Danquille has now become a sort of community resource, teaching friends and strangers her methods for depression control. “A whole lot of people keep asking me, ‘How did you change?’ Since I think positive, I laugh all the time, smile all the time. Now, I had this happen to me, that the Lord started sending people for me to help. I said, ‘Lord, will you give me what they need to hear and help me listening?’ ” Danquille listens to her children now, and she listens to the people she knows at her church. When someone there was suicidal, “I told him, ‘You not by yourself. I was like that.’ And I said, ‘I made it. Ain’t nothing that bad you can’t get through.’ I said, ‘You start thinking positive and I promise you that girl what is leaving you now, she gonna call.’ He told me yesterday, ‘If it wasn’t for you, I would’ve been dead.’ ” Danquille has taken a new place in her family. “I’m breaking a pattern more or less. My nieces, they come to me instead of to their parents, and the pattern of not listening be broken. They say to me, since I been talking to you, I want to live. And I say to everyone, you got a problem, you get help. That’s what God put them doctors here for, to help you. I say that loud with these people, they just dogs eating dog. And anyone can be saved. I had one woman, she drank, smoke, had been with my husband, right with him, no saying she was sorry either, and then with my new friend, but when she come round, I gonna help her, ’cause in order for her to get better she gotta have someone to help her.”

The poverty-stricken depressed are not represented in the statistics on depression because the research those statistics reflect is based primarily on work with people within existing health plans, who are already a middle-class—or at least a working—population. Raising expectations among disadvantaged populations is a tangled issue, and it is true that planting false goals in people’s minds can be dangerous. “I’ll never stop seeing Dr. Chung,” one woman told me confidently, though the actual
parameters of the study had been explained to her over and over.

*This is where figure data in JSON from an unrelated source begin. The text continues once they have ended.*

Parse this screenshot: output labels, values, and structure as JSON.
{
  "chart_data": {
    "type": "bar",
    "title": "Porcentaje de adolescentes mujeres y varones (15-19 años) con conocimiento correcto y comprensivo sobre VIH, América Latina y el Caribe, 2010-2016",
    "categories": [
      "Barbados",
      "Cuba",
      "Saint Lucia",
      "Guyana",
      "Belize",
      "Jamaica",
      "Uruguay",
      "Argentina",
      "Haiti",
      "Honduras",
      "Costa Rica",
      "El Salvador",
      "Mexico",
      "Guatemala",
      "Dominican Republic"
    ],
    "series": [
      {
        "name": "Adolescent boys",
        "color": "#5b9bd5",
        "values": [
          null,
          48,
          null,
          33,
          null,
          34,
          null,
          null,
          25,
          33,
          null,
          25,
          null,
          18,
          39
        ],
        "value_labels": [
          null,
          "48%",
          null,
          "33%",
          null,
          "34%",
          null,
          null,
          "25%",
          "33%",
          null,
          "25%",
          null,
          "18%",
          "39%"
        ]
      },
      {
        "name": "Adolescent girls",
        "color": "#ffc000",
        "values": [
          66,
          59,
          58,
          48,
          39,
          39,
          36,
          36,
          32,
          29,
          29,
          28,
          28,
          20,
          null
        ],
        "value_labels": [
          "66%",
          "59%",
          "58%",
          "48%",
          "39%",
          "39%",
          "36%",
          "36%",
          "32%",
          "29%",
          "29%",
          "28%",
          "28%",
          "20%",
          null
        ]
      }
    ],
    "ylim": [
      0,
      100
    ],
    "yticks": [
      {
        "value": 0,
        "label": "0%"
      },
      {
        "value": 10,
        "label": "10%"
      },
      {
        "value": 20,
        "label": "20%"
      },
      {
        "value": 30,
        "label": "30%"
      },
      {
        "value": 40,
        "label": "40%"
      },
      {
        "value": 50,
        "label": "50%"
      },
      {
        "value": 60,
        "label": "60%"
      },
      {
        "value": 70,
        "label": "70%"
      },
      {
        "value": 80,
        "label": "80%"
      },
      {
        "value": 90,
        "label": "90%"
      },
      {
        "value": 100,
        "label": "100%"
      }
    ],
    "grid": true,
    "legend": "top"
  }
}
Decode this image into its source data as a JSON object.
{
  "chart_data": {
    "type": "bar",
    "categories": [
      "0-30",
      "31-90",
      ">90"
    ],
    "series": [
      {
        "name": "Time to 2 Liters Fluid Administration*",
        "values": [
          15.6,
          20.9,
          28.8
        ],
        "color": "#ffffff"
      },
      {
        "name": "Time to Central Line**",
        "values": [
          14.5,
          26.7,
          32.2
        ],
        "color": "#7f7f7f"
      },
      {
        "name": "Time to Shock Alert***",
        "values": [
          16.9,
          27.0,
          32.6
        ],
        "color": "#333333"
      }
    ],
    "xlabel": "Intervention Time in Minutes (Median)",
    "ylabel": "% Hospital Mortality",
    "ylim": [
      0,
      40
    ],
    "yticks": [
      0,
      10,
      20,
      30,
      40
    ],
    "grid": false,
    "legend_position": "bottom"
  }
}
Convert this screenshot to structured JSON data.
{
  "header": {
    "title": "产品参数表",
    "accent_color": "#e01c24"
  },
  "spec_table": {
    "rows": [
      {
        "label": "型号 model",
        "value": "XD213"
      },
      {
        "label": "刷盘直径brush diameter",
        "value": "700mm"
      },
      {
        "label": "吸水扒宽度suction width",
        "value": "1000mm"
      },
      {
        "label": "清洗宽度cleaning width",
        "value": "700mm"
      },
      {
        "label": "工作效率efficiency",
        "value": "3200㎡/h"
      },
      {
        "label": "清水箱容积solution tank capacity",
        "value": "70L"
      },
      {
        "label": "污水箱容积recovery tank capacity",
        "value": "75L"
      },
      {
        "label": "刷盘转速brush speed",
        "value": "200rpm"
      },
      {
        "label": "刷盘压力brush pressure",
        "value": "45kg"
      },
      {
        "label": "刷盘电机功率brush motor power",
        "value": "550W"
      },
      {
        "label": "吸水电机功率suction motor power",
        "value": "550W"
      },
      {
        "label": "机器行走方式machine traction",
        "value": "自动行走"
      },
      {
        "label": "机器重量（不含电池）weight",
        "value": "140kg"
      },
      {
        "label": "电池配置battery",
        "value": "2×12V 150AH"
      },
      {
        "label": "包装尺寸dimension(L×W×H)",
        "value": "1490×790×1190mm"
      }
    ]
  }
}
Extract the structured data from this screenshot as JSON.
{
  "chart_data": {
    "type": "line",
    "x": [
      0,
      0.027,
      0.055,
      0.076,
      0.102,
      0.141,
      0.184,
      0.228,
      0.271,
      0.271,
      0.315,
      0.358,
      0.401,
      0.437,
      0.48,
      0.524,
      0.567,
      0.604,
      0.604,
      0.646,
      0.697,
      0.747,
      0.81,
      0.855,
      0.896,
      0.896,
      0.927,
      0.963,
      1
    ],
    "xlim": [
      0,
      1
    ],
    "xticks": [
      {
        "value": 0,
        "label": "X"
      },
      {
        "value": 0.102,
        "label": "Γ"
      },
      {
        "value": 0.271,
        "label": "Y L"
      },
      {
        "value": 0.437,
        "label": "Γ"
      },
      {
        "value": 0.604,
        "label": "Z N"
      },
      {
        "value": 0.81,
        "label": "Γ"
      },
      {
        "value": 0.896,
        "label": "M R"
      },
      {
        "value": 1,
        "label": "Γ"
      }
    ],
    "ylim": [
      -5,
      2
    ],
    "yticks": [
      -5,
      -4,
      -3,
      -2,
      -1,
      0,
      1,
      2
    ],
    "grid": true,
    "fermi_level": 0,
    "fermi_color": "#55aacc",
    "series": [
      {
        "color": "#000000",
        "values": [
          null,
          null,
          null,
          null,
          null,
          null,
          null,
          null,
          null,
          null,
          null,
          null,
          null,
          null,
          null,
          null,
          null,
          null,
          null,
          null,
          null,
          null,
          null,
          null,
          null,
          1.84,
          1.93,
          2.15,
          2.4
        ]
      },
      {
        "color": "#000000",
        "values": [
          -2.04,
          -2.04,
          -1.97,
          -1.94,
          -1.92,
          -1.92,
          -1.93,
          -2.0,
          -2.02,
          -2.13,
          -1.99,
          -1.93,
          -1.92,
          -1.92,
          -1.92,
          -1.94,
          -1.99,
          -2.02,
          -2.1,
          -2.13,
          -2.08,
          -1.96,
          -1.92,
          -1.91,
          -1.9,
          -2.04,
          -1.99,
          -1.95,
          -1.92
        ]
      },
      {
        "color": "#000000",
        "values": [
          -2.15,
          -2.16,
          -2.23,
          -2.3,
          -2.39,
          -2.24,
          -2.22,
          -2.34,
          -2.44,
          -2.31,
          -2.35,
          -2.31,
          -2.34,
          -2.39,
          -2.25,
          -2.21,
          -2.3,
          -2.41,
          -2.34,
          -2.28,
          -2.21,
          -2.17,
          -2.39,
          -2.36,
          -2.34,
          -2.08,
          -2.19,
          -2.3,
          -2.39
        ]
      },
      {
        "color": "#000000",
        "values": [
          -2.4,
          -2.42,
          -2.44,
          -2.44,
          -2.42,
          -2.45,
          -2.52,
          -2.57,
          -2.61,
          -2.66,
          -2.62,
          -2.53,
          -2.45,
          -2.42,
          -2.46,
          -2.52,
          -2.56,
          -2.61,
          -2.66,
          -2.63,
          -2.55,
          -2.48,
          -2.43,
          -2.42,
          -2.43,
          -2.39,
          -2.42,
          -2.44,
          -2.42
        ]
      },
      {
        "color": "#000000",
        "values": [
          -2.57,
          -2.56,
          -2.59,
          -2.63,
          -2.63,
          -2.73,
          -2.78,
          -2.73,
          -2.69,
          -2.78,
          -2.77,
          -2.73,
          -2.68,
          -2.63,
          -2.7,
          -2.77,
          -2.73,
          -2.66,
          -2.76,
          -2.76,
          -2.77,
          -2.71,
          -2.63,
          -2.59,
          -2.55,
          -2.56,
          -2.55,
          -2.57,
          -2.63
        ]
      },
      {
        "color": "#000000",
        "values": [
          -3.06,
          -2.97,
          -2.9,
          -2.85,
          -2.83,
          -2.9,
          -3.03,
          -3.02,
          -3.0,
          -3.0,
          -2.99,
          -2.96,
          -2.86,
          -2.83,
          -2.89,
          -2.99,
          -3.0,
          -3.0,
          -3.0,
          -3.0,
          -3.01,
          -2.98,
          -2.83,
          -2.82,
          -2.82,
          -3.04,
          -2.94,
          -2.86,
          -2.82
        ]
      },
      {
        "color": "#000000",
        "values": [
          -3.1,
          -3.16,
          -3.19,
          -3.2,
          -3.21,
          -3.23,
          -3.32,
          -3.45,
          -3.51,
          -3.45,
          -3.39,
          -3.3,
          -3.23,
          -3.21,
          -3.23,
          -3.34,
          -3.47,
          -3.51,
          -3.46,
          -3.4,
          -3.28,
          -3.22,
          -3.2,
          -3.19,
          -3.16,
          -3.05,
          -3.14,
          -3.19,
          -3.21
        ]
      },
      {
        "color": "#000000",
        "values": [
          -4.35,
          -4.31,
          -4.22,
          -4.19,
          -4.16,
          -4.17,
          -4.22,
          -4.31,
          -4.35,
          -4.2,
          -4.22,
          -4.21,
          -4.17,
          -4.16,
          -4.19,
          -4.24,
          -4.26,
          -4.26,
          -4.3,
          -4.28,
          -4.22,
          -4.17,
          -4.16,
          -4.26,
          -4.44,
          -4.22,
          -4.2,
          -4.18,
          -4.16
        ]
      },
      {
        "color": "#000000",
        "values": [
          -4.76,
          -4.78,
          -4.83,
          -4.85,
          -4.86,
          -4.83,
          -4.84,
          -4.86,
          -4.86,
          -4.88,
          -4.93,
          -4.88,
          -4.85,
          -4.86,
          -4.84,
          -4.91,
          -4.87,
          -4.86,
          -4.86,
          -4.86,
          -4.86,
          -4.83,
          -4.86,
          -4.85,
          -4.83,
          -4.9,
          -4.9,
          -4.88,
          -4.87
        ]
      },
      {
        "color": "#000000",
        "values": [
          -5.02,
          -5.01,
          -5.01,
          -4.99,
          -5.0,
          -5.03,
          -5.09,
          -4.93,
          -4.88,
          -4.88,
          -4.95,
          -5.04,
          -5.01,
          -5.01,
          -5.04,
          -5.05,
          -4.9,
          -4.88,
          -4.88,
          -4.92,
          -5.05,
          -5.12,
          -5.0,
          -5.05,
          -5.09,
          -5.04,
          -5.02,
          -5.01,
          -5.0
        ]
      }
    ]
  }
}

It is heartbreaking that if she were to have another collapse later in life, she will perhaps be unable to get the kind of help that has pulled her through—though all the therapists involved in these studies feel an ethical obligation to provide, paid or not, ongoing basic services to their patients. “To withhold treatment to people who are suffering acutely because it’s going to raise expectations,” says Hauenstein, “well, that’s ignoring the large ethical issue for the sake of the small one. We try our best to give people a set of skills they can use themselves in another situation—to do all we can do to help them stay afloat.” The cost of ongoing medication is an enormous problem. The problem is partly resolved by industry-based programs that distribute antidepressants to the poor, but these barely begin to meet needs. One feisty Pennsylvania doctor I met told me that she got “truckfuls of samples” from pharmaceutical salesmen to give to her indigent patients. “I tell ’em that I’ll use their product as my first-line treatment on patients who can pay and who are likely to renew over a lifetime,” she said. “In exchange, I tell ’em I’ll need a more or less unlimited supply of product so that I can medicate my low-income patients for free. I write a hell of a lot of prescriptions. The smart salesmen always say yes.”